De que está à procura ?

Mundo

Relatório alemão assinala erosão democrática global

© Lusa

O Bertelsmann Stiftung’s Transformation Index (BTI) 2026, publicado a 26 de março de 2026, confirma uma trajectória preocupante: a qualidade da democracia, do Estado de direito e da governação consensual continua a degradar‑se em muitos países, com autocracias a superar em número as democracias entre os 137 países analisados.

O relatório sublinha que eleições decorrem cada vez mais em condições desiguais, que a liberdade dos media e o direito à participação política enfrentam pressões crescentes e que o poder executivo tende a expandir‑se em detrimento dos controlos institucionais.

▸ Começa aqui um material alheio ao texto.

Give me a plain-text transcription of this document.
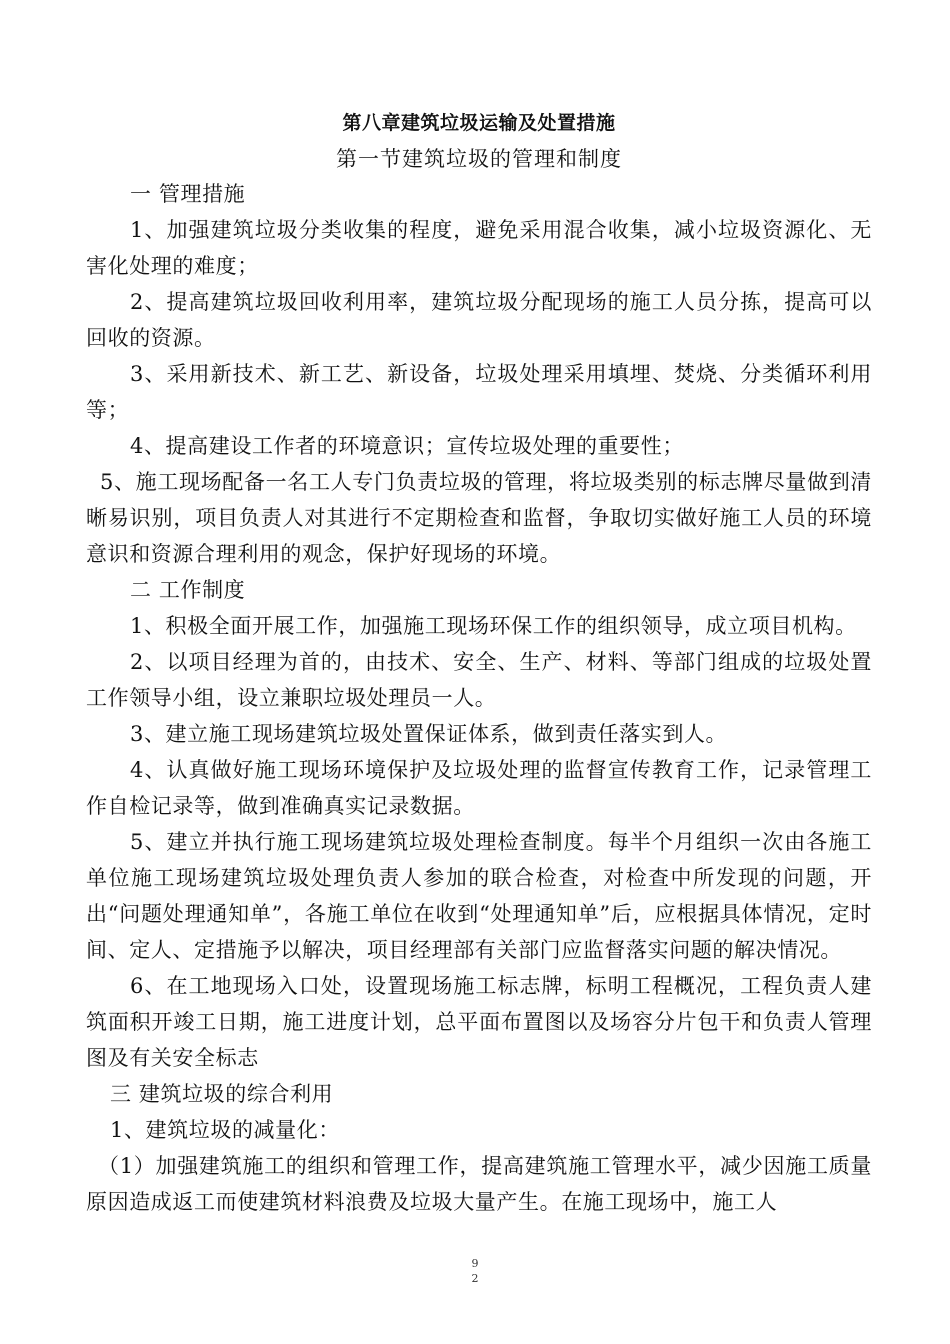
第八章建筑垃圾运输及处置措施
第一节建筑垃圾的管理和制度
一 管理措施

1、加强建筑垃圾分类收集的程度，避免采用混合收集，减小垃圾资源化、无害化处理的难度；

2、提高建筑垃圾回收利用率，建筑垃圾分配现场的施工人员分拣，提高可以回收的资源。

3、采用新技术、新工艺、新设备，垃圾处理采用填埋、焚烧、分类循环利用等；

4、提高建设工作者的环境意识；宣传垃圾处理的重要性；

5、施工现场配备一名工人专门负责垃圾的管理，将垃圾类别的标志牌尽量做到清晰易识别，项目负责人对其进行不定期检查和监督，争取切实做好施工人员的环境意识和资源合理利用的观念，保护好现场的环境。

二 工作制度

1、积极全面开展工作，加强施工现场环保工作的组织领导，成立项目机构。

2、以项目经理为首的，由技术、安全、生产、材料、等部门组成的垃圾处置工作领导小组，设立兼职垃圾处理员一人。

3、建立施工现场建筑垃圾处置保证体系，做到责任落实到人。

4、认真做好施工现场环境保护及垃圾处理的监督宣传教育工作，记录管理工作自检记录等，做到准确真实记录数据。

5、建立并执行施工现场建筑垃圾处理检查制度。每半个月组织一次由各施工单位施工现场建筑垃圾处理负责人参加的联合检查，对检查中所发现的问题，开出“问题处理通知单”，各施工单位在收到“处理通知单”后，应根据具体情况，定时间、定人、定措施予以解决，项目经理部有关部门应监督落实问题的解决情况。

6、在工地现场入口处，设置现场施工标志牌，标明工程概况，工程负责人建筑面积开竣工日期，施工进度计划，总平面布置图以及场容分片包干和负责人管理图及有关安全标志

三 建筑垃圾的综合利用
1、建筑垃圾的减量化：

（1）加强建筑施工的组织和管理工作，提高建筑施工管理水平，减少因施工质量原因造成返工而使建筑材料浪费及垃圾大量产生。在施工现场中，施工人

9
2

O BTI 2026 reforça também que, embora alguns regimes centralizados aleguem maior capacidade de coordenação, o desempenho governativo e a implementação de políticas em muitas autocracias ficam comprometidos por corrupção, fraca responsabilização e limitada capacidade administrativa; por outro lado, movimentos cívicos e elementos de sociedade civil continuam a resistir ao retrocesso democrático, criando pontos de pressão para renovação e reformas.

No caso de Portugal, a avaliação internacional apresenta sinais aparentemente contraditórios: enquanto índices como o Democracy Index da Economist Intelligence Unit classificaram Portugal como “full democracy” na edição de 2024 (melhoria registada em 2024), e a Freedom House mantém Portugal no grupo dos países “free”, a Varieties of Democracy (V‑Dem) coloca Portugal no seu Watchlist de 2026 — uma lista de países que, segundo a V‑Dem, estão “muito próximos” de entrar em processos de autocratização e que merecem atenção especial por exibirem sinais de deterioração democrática. A inclusão de Portugal no Watchlist da V‑Dem aparece no Democracy Report 2026 publicado em março de 2026.

A V‑Dem especifica que Portugal figura entre oito países no Watchlist de 2026, identificando‑o como um caso que se aproxima do limiar de autocratização (com outras entradas recentes como Bulgária e Vanuatu), facto que não significa uma conversão imediata para um regime autoritário, mas sim um sinal de alerta sobre tendências e riscos detectáveis nas séries temporais dos seus indicadores democráticos.

No plano interno, 2025–2026 tem sido um período de visibilidade política e de desafios institucionais em Portugal (nomeadamente com ciclos eleitorais e debate público intenso), contexto que analistas citam quando interpretam flutuações nos índices de qualidade democrática e de governação. A calendarização política recente inclui, entre outros marcos, a realização da primeira volta da eleição presidencial em janeiro de 2026.